Tuning and designing robotic behavior by combining elementary objective terms is a tedious task which generally consists of finding proper representations for each new skill. Inverse Optimal Control (IOC) allows, by specifying a set of basis functions (or features), to learn the right association of objective terms defining a policy imitating that of the expert. The Inverse Reinforcement Learning (IRL) formulation, where the generative model is formalized using a Markov Decision Process, was introduced in the early 2000 by Ng et al., and has since then received a lot of attention from the machine learning and robotics communities. At the Autonomous Motion Department, we seek to improve the state-of-the-art in IOC/IRL to learn motion policies for robotic systems from demonstrations as well as better understand and predict human motion. Hence we are interested in being able to specify a broad number of basis functions and handle the high-dimensional continuous cases involved in manipulation and motion generation.

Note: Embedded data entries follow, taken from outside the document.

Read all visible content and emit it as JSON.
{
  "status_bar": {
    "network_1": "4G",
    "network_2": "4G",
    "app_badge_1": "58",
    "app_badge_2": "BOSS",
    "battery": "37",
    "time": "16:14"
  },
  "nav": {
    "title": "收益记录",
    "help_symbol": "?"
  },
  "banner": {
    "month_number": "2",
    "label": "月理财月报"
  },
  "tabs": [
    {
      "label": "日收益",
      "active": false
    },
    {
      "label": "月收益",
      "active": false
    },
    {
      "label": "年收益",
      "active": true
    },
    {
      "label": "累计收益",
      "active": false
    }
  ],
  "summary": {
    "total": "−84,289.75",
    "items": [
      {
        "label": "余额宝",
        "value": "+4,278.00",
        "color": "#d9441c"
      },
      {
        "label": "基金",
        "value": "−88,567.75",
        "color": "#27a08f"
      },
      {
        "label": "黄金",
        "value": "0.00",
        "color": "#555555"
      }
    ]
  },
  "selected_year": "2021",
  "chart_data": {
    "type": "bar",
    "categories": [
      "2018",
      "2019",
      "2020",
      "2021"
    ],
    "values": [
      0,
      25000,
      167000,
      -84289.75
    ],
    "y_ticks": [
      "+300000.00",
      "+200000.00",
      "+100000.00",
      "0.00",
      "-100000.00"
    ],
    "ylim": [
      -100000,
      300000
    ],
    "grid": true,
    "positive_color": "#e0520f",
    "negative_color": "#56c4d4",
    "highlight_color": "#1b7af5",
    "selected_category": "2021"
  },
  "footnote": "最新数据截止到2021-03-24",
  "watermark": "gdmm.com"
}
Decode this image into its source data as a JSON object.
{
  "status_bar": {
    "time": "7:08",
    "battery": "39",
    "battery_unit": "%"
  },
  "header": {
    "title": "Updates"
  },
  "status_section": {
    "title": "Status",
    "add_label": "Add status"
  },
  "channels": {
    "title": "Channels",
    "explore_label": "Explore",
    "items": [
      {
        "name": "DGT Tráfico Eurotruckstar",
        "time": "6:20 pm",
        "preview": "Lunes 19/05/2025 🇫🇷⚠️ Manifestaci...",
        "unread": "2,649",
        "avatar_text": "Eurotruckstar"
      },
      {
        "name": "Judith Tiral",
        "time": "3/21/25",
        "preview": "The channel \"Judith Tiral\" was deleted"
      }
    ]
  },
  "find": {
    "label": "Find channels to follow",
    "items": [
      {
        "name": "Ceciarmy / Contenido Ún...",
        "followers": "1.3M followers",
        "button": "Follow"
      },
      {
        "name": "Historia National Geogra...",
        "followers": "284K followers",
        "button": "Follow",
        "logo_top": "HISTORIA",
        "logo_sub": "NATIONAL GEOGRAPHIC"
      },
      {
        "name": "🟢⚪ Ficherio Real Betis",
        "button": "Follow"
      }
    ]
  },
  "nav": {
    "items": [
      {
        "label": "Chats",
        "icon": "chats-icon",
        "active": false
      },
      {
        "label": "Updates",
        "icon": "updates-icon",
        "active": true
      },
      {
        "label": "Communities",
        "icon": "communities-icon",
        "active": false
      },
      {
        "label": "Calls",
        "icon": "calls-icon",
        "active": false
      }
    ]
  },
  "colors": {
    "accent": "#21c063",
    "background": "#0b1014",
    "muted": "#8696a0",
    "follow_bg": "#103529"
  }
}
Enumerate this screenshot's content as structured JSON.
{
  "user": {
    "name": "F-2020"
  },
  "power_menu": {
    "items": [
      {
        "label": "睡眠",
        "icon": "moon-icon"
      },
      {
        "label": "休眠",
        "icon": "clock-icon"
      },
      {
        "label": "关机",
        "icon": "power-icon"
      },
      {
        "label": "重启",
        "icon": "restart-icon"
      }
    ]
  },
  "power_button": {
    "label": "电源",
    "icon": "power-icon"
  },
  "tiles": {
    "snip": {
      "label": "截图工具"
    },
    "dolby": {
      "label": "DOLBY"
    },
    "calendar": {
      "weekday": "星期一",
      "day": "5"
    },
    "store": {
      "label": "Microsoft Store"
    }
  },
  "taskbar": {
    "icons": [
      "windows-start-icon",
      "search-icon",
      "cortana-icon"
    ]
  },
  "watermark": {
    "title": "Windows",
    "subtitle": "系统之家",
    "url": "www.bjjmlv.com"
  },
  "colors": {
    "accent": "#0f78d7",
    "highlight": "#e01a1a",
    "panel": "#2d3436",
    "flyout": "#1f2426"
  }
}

Our path integral IRL algorithm can deal with such high-dimensional continuous state-action spaces, and only requires local optimality of the demonstrated trajectories. We use regularization in order to achieve feature selection, and propose an efficient algorithm to minimize the resulting convex objective function. Our approach has been applied to two core problems in robotic manipulation: Learning a cost function for redundancy resolution in inverse kinematics, and learning a cost function over trajectories, which is then used in optimization based motion planning for grasping and manipulation tasks.
We are also interested in enabling to handle noisy and incomplete demonstrations. Thus we have built on recent work in direct loss minimization structured prediction to suggest that IOC can be (counterintuitively) formalized as a form of policy search reinforcement learning. This connection allows to transition smoothly from imitating an expert to teaching itself over time, while handling noisy demonstrations. We use this procedure to calibrate our motion optimizers on Apollo.
Finally, we are studying how IOC can be used to define an optimality principle for human behavior by gathering human motion using a motion capture system. This optimality criterion can then be used to predict human motion through trajectory optimization. We have demonstrated this ability on the particular case of learning a model for collaborative manipulation task, where two humans perform an assembly task, and were successfully able to predict human reaching motion even when there is significant interference between the two partners.